Victoire ! Yanis Varoufakis sent un vent de révolution se lever dans l’enceinte de Bercy. « C’est tout juste si Michel ne m’a pas attrapé la main pour qu’on aille prendre la Bastille en chantant la Marseillaise », raconte-t-il avec une pointe d’ironie.

Mais l’atmosphère va rapidement changer et le souffle révolutionnaire retomber. Dans le couloir qui mène à la salle de presse, le locataire de Bercy avertit son homologue que Berlin, avec qui il est en contact, n’a pas du tout apprécié que les Grecs viennent à Paris sans passer par la capitale allemande. Une faute que Michel Sapin lui conseille de réparer au plus vite. « Allez-les voir », lui dicte le Français, avec une petite tape dans le dos.

Deux pupitres côte à côte, placés devant les drapeaux français, grec et européen, les attendent dans la salle de presse. Le ministre français parle le premier et souhaite la bienvenue à son nouvel homologue, tout en reconnaissant les sacrifices énormes consentis par le peuple grec. Et tout d’un coup, plus aucune trace de jovialité et de camaraderie. Yanis Varoufakis croit entendre une voix venue d’outre-Rhin : « obligations à l’égard des créanciers », « discipline », Michel Sapin rappelle les Grecs à leurs devoirs et balaie tout espoir de changements significatifs dans l’accord qui lie Athènes à la Troïka (Commission, BCE et FMI). Pour le ministre grec, c’est un véritable « coup dans l’estomac ».

Yanis, vous devez comprendre une chose. La France n’est plus ce qu’elle était

Sitôt sorti de la salle, le locataire de Bercy remet le masque du sympathique « cousin, que l’on n’a pas vu depuis longtemps », en prenant la main de Varoufakis. Ce dernier l’interroge : « Mais qui êtes-vous, qu’avez-vous fait à mon Michel ? »  Cette fois, le Français comprend sans avoir besoin de traduction.
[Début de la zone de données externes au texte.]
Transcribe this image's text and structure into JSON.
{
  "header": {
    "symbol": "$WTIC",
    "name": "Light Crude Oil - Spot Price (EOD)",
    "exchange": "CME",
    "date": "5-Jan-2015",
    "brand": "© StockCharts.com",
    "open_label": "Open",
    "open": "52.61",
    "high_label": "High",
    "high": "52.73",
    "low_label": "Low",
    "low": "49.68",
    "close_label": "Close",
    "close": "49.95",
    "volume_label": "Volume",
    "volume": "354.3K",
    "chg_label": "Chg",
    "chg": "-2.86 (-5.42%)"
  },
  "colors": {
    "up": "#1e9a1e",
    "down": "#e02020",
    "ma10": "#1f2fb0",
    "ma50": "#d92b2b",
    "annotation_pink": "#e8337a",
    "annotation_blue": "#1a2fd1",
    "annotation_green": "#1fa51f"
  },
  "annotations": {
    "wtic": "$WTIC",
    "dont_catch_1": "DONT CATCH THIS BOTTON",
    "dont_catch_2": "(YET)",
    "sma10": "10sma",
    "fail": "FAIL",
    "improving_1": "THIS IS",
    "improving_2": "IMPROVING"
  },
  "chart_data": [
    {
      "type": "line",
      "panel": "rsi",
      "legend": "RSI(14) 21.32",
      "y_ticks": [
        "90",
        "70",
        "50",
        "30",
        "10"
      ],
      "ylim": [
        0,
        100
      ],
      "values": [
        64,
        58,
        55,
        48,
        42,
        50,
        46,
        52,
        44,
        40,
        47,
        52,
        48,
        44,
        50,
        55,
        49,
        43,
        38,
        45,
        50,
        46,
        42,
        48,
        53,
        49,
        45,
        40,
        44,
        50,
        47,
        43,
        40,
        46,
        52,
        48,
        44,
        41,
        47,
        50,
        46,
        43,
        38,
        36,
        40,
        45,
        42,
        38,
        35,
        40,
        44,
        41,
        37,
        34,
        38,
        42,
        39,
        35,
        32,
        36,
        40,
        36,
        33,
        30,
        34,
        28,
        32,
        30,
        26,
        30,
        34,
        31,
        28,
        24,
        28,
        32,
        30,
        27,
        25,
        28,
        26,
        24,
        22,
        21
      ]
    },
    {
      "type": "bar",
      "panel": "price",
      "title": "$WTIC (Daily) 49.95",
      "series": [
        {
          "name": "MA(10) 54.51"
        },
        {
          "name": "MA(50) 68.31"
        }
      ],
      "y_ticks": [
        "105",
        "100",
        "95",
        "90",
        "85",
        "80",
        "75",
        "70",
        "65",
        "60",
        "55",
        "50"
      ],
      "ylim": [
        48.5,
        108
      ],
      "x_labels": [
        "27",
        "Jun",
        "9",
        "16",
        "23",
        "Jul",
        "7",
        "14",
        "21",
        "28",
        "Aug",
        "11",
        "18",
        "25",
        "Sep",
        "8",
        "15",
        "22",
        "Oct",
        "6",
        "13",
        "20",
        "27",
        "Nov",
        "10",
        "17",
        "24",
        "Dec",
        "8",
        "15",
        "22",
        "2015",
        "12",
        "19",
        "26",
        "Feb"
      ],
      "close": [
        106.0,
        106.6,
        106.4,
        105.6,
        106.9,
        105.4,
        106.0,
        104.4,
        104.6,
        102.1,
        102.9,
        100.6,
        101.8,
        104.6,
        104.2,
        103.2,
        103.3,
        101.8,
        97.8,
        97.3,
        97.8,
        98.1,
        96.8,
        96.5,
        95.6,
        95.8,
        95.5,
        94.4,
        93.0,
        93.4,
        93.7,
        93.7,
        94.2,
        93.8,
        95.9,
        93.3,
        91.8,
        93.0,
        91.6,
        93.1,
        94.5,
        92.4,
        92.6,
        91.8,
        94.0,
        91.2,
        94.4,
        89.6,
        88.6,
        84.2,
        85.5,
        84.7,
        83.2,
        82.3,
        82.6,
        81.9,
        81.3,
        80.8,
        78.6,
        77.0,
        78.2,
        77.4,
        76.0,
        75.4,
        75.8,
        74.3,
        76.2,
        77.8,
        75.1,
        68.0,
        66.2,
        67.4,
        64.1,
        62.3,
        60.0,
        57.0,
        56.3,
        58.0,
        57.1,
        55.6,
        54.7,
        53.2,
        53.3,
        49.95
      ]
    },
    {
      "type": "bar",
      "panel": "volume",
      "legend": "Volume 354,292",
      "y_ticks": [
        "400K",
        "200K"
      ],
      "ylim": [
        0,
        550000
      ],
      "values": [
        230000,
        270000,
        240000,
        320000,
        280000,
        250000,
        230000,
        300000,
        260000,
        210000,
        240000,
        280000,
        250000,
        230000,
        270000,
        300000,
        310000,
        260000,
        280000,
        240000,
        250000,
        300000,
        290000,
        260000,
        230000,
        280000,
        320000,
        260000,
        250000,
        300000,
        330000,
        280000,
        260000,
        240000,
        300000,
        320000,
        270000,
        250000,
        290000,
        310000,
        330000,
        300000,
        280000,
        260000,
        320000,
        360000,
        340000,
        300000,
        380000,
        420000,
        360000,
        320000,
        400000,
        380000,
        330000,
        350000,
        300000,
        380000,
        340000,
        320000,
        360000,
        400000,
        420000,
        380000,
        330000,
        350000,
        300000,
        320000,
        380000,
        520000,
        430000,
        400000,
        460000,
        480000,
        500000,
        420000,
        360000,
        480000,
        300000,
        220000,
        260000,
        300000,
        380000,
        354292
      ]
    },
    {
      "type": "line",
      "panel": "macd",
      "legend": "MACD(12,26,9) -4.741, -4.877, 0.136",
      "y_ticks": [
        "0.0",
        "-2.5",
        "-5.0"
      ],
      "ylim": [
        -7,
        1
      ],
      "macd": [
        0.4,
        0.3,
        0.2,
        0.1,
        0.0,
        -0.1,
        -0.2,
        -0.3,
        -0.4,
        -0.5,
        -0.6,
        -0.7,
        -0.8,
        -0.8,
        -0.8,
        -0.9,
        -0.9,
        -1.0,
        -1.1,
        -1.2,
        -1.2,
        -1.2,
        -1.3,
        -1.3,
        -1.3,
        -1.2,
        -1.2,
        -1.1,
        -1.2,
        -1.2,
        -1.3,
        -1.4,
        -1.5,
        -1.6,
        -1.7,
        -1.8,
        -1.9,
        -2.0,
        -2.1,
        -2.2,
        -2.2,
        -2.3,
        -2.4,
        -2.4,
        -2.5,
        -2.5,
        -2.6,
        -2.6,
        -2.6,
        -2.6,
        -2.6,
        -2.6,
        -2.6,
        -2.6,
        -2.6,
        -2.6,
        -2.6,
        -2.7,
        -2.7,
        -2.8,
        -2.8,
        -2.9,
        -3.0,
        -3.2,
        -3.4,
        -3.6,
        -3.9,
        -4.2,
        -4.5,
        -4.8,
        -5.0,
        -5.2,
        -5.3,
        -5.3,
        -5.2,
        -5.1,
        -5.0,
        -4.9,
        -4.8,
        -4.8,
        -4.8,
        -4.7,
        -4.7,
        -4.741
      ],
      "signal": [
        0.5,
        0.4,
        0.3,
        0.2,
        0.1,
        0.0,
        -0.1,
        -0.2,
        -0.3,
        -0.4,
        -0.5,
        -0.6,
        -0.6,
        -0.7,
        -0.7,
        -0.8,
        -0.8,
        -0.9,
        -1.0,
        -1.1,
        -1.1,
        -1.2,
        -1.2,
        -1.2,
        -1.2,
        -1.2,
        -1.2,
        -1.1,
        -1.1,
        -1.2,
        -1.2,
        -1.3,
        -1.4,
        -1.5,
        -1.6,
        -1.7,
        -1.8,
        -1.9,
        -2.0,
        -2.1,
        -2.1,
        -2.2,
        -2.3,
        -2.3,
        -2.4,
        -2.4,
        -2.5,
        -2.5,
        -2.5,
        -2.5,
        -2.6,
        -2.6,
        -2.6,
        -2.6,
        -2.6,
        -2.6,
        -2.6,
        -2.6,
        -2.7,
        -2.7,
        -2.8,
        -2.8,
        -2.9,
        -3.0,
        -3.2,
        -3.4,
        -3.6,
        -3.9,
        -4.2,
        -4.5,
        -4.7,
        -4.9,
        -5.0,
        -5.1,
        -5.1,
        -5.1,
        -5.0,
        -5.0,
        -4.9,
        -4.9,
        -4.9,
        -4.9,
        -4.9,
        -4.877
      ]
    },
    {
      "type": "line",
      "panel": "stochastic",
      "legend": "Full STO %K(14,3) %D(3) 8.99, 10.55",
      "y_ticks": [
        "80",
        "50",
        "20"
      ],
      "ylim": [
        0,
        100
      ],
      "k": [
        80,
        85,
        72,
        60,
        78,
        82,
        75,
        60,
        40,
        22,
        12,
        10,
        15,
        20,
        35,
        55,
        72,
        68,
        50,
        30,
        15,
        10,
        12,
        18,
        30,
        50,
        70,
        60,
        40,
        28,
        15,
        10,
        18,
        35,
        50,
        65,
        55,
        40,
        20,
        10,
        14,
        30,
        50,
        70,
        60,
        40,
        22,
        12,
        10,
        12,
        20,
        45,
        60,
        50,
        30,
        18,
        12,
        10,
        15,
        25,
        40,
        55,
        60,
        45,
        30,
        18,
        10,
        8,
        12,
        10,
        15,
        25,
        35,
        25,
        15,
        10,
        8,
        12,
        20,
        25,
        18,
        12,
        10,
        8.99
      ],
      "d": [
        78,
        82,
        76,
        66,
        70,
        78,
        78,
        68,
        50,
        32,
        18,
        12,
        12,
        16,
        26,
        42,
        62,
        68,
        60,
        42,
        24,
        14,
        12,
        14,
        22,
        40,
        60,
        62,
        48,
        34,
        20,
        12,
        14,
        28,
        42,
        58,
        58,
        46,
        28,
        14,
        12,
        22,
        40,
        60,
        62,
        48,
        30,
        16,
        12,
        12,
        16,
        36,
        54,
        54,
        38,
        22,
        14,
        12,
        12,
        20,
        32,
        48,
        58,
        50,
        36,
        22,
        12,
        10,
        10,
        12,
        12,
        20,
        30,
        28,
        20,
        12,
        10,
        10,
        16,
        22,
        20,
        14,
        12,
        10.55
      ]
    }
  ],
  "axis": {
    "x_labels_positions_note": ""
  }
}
Et lui répond « Yanis, vous devez comprendre une chose. La France n’est plus ce qu’elle était. »

Un aveu terrible qui, dans les mois qui suivent, sera étayé par de nombreuses preuves. Les dirigeants français (à l’exception d’Emmanuel Macron, le seul qui trouvera grâce aux yeux du Grec) ne veulent prendre aucun risque et certainement pas abîmer leur crédibilité en soutenant un gouvernement de Gauche radicale, alors qu’ils jouent eux-mêmes gros dans cette partie: Paris sait qu’il est dans le viseur de Berlin et de la Commission sur les questions de discipline budgétaire.

Dans l’ascenseur, Michel Sapin confie à Varoufakis qu’il n’a pas fait d’études d’économie. «Savez-vous quel était le sujet de ma thèse? L’histoire de la monnaie ancienne d’Egine». Grand sourire de l’Enarque. Enfin, au moment où la petite délégation athénienne s’apprête à sortir, le ministre s’élance vers eux pour leur livrer un précieux enseignement: comment nouer une cravate à la française.

LA MECANIQUE IMPITOYABLE DE L’EUROGROUPE

L’Eurogroupe du 11 février 2015 est le premier sommet du nouveau ministre grec. Il le sait, c’est le rendez-vous de tous les possibles et de tous les dangers. Yanis Varoufakis, à qui les Grecs ont confié la mission de renégocier l’accord avec la Troïka, l’a préparé en allant présenter son plan pour la Grèce à un certain nombre de ministres des Finances européens.

«L’Eurogoupe est une créature intéressante. Il n’a aucune base légale dans les traités européens et pourtant c’est le lieu où sont prises les décisions les plus cruciales pour l’Europe», analyse le nouveau venu. A quoi ressemble une réunion de cette instance si peu connue du grand public? Yanis Varoufakis explique que tout se passe autour d’une «immense table rectangulaire» et que les ministres des Finances, chacun accompagnés d’un conseiller, s’installent de part et d’autre de la table.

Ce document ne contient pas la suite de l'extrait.